Adobe has added digital signatures to the PDF standard. I am not clear on what they mean by that. Sounds like it's a joke. We're going to read a handwritten signature from one of those crappy pen tablets that are typically attached to a credit card processing machine, and digitally sign it with some sort of DRM like, self-certified public key that is worthless for proving that a signature is genuine thanks to the self-certifying manner in which it is created, and pass that off as a "secure" digital signature. And more, we're just going to trust that the signature we're digitally signing is not a forgery. Maybe Adobe even tells businesses how to do it right to make it genuinely secure, but this involves too much work, so, wink, wink, businesses skip it and take the easy and insecure route. Oh well, hand written signatures always were extremely weak proof that a document has been accepted and endorsed, so it's not like Adobe and their customers taking shortcuts has made matters any worse. I am particularly amused by the software that doesn't even use a touch tablet (even if it is being run on a such a device), instead giving the users a choice of several different handwriting fonts. Guess you're supposed to pick whichever font looks closest to your actual handwriting, but no one asks even for that.
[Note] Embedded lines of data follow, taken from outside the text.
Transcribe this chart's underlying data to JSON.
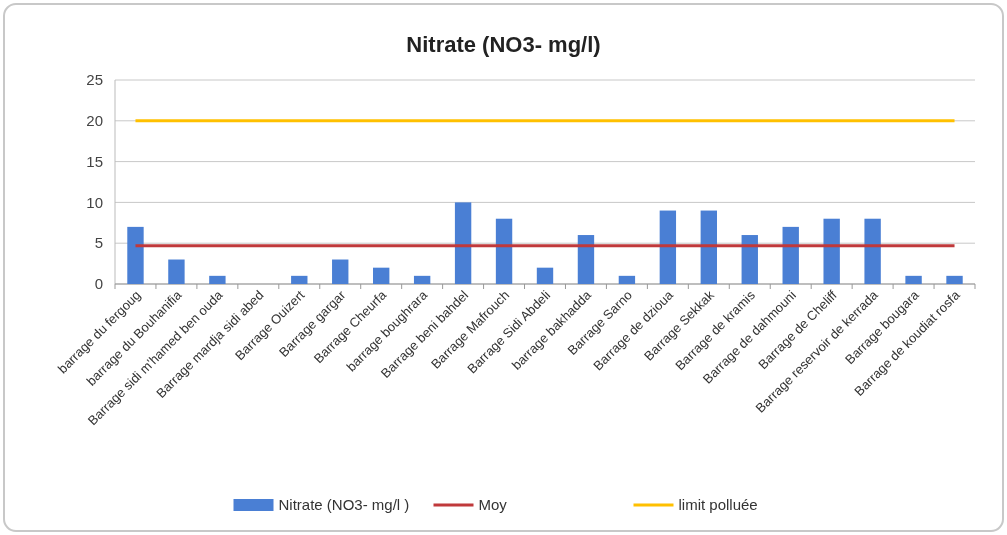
{
  "chart_data": {
    "type": "bar",
    "title": "Nitrate (NO3- mg/l)",
    "categories": [
      "barrage du fergoug",
      "barrage du Bouhanifia",
      "Barrage sidi m'hamed ben ouda",
      "Barrage mardja sidi abed",
      "Barrage Ouizert",
      "Barrage gargar",
      "Barrage Cheurfa",
      "barrage boughrara",
      "Barrage beni bahdel",
      "Barrage Mafrouch",
      "Barrage Sidi Abdeli",
      "barrage bakhadda",
      "Barrage Sarno",
      "Barrage de dzioua",
      "Barrage Sekkak",
      "Barrage de kramis",
      "Barrage de dahmouni",
      "Barrage de Cheliff",
      "Barrage reservoir de kerrada",
      "Barrage bougara",
      "Barrage de koudiat rosfa"
    ],
    "series": [
      {
        "name": "Nitrate (NO3- mg/l )",
        "color": "#4a7fd4",
        "values": [
          7,
          3,
          1,
          null,
          1,
          3,
          2,
          1,
          10,
          8,
          2,
          6,
          1,
          9,
          9,
          6,
          7,
          8,
          8,
          1,
          1
        ]
      },
      {
        "name": "Moy",
        "type": "line",
        "color": "#c0393b",
        "values": [
          4.7,
          4.7,
          4.7,
          4.7,
          4.7,
          4.7,
          4.7,
          4.7,
          4.7,
          4.7,
          4.7,
          4.7,
          4.7,
          4.7,
          4.7,
          4.7,
          4.7,
          4.7,
          4.7,
          4.7,
          4.7
        ]
      },
      {
        "name": "limit polluée",
        "type": "line",
        "color": "#ffc000",
        "values": [
          20,
          20,
          20,
          20,
          20,
          20,
          20,
          20,
          20,
          20,
          20,
          20,
          20,
          20,
          20,
          20,
          20,
          20,
          20,
          20,
          20
        ]
      }
    ],
    "ylim": [
      0,
      25
    ],
    "yticks": [
      0,
      5,
      10,
      15,
      20,
      25
    ],
    "grid": "y",
    "legend": "bottom",
    "marker": "none",
    "line_style": "solid"
  }
}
(Score: 2) by deimtee on Tuesday September 22 2020, @02:39AM
I was a variable data specialist for a while. Been out of the print industry a few years now, but one of the ways I used to add stuff to PDFs was to put one in another [word|quark|indesign] document as a full page image, add text boxes or pics as required, then print that to the PDF driver (Acrobat Distiller) to make a new PDF incorporating the new elements.
Seems like you could almost automate that. Drop a pdf form in a hot folder, have Office or whatever open a new document and drop it in as the background, paste in a pic of your signature (black text on a transparent background), stop at that point to let you drag/resize the signature, click another custom script button to create the new PDF (called "DocumentName_signed.pdf") and drop it in your signed document output folder. You could even have it open up in a pdf-reader to check it worked.
If you cough while drinking cheap red wine it really cleans out your sinuses.